米カーギル最高益 穀物高で前期比69%増

結局、原油高・穀物高を作り出しているのはこいつらやということ。

以下、東京新聞より全文転載。

米カーギル最高益 穀物高で前期比69%増
2008年8月20日 夕刊

 【ニューヨーク=共同】世界最大の穀物商社(メジャー)米カーギルが十九日に発表した二〇〇八年五月期決算は、記録的な穀物高を背景に純利益が前期比69%増の三十九億五千百万ドル(約四千三百億円)と大幅に増加、過去最高益となった。
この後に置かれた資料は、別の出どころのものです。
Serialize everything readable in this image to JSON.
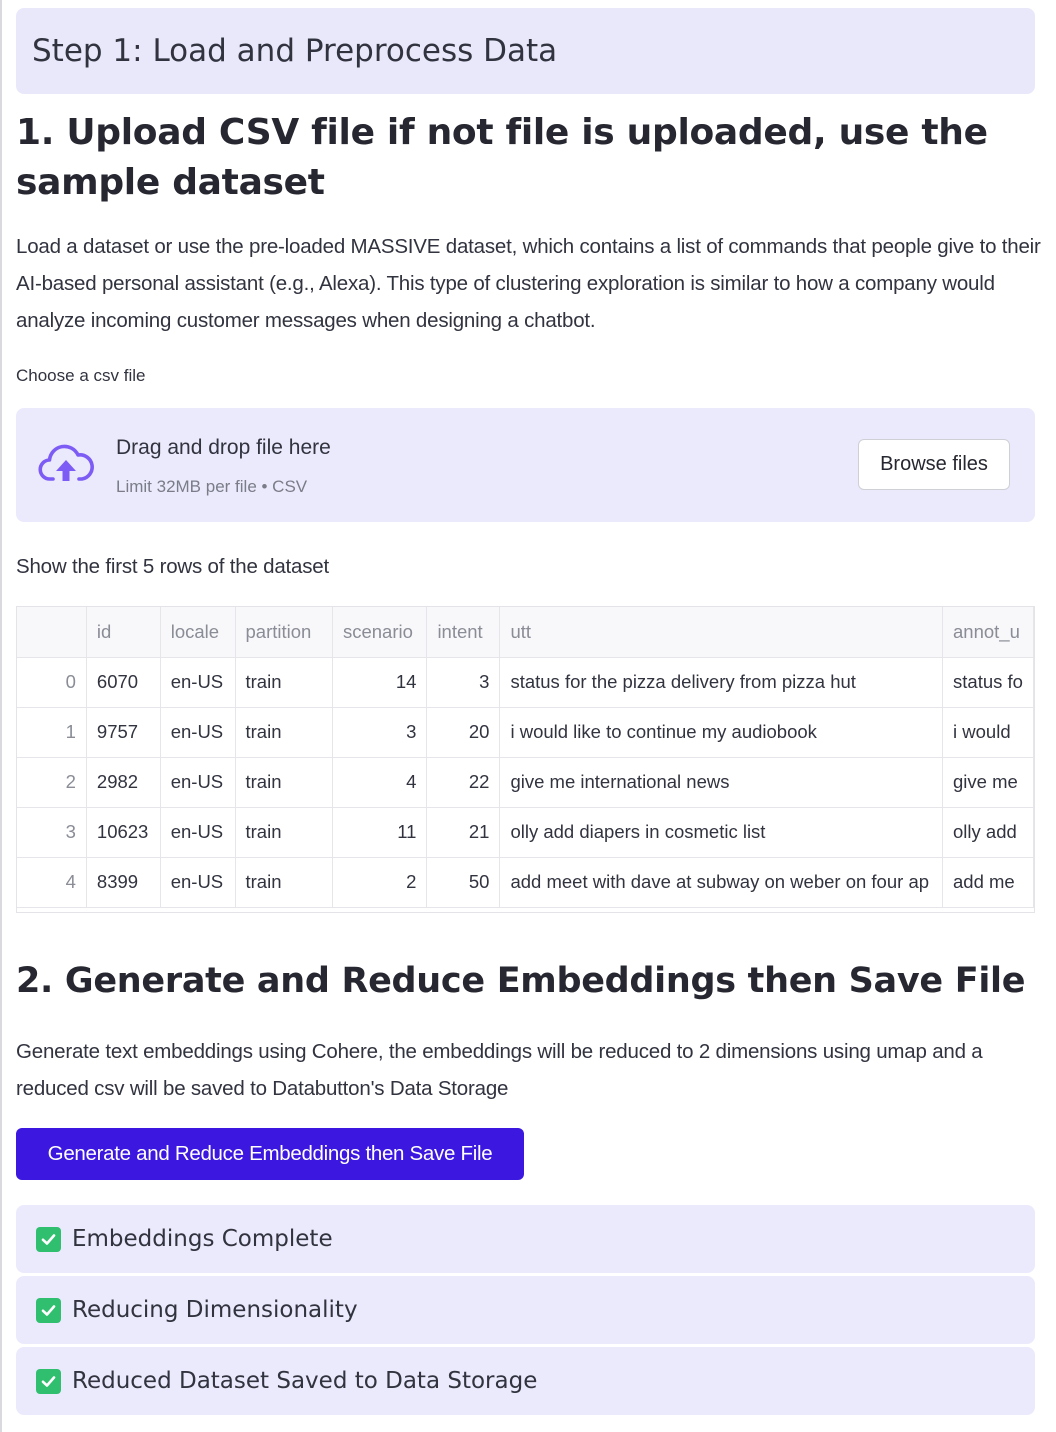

 食料価格の高騰から途上国を中心に暴動やデモが起きたが、世界的に穀物供給を支配するとされる米有力メジャーは軒並み好決算となっている。

 同日までに〇八年六月期決算を発表した米穀物メジャーのアーチャー・ダニエルズ・ミッドランド(ADM)は、前年に資産売却益などを計上したため純利益が減益となったが、その要因を除くと実質的には前期比20%増の増益を確保。同ブンゲの〇八年四-六月期の純利益は、前年同期の四・五倍に膨らんだ。

 中国など新興国での小麦やトウモロコシなどの穀物需要の高まりに加え、肥料価格の上昇もカーギルの好業績を支えた。売上高は36%増の千二百四億三千九百万ドル。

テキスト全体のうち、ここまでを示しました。